One of the men then added, “In our church, we value koinonia (deep fellowship among individuals) but sometimes that can degenerate into koinonitis.” We laughed at his made-up word, but he quickly defined it as fellowship that deteriorated into exclusivity.

He continued, “I see it when regular attenders gravitate toward their friends on Sunday mornings and totally ignore the newcomers. Their entire focus is on enjoying their cherished established relationships rather than looking for those who have no relationships.

Another pastor picked up on an additional problem.  He said, “I also see it when small groups become so close that they become closed. That is, they have no desire to make room for the unattached. It’s as if they’re saying, ‘I love what I have and I don’t want to lose it – no matter what it might cost to the disconnected.”


CREATING A CULTURE OF WELCOME

For the remainder of our discussion, we focused on how pastors can cast a vision and uphold the value of welcoming the strangers in our midst. Here are some of the ideas that were shared.
 

WHAT PASTORS CAN DO:

  1. Use the pulpit to hold up the value of welcome and challenge the congregation to actively embrace it.  
     

  2. Utilize other communication avenues to raise the value of everyone’s role in creating an ethos of welcome, such as a newsletter, email blast, announcements, etc. 
     

  3. Model welcome by roaming through the atrium or foyer before services. Pastors will recognize new people more quickly than anyone else, so set an example to your congregation by engaging newcomers.
     

  4. Encourage your staff to model this by being available and vigilant in the twenty minutes before every service.
     

  5. While celebrating the warmth and intimacy that established small groups can have, remind them that there are others who don’t yet have that and who need to be invited in and included. 
     

  6. Affirm and celebrate, both privately and publicly, individuals and groups who are living out this value.

 
 WHAT CONGREGANTS CAN DO:

For those of you who are reading this and are not pastors, allow me to offer a few suggestions of what you can do to help create a culture of welcome in your church.
 

  1. Be on the alert. Expect newcomers and watch for them.
     

  2. Be proactive. If you see someone new, go to them. Don’t just expect the “professionals” – the extroverts, welcome team, or staff – to do it. 
     

  3. Smile. Send “glad to be with you” feelings.
     

  4. Ask questions, such as:

    • Hi! I don’t think I’ve met you. My name is… What’s yours?

    • Is this your first time here? (Even if they’ve been coming for years, you can still say… “well, I’m glad I finally got to meet you!”)

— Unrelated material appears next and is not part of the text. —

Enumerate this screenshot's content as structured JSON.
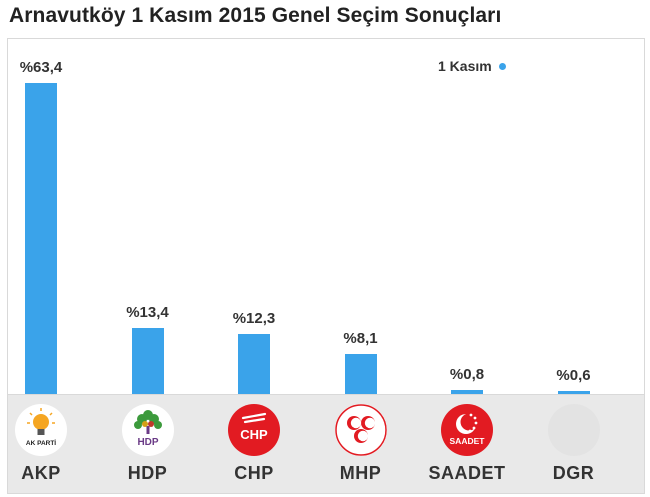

    • What brought you here? (This helps you learn a little about what they’re looking for. Maybe they have friends that invited them, or perhaps they have kids or teens. Or you may be able to discern if they are in a painful transition.)

    • Do you have any questions I can help you with? (This may lead to a key introduction you can make, such as another parent of kids the same age, the youth pastor/volunteer, etc.)

  5. Look for them the next week and seek them out again. Extend the circle of welcome by introducing them to someone else. Welcoming someone once is nice, but moving someone from “visitor” to “family” takes time and an ever-expanding circle of joyful connections.

 
When visitors attend a church, they will inevitably do a debrief of the experience on the drive home. They will comment on the worship, and they will rate the sermon. And to be sure, those things are important.

However, the majority of those who return won’t do so because of the worship or the sermon. They will do so because of the welcome they received and the message that was sent that they were seen and valued.  And that’s the job of all of us.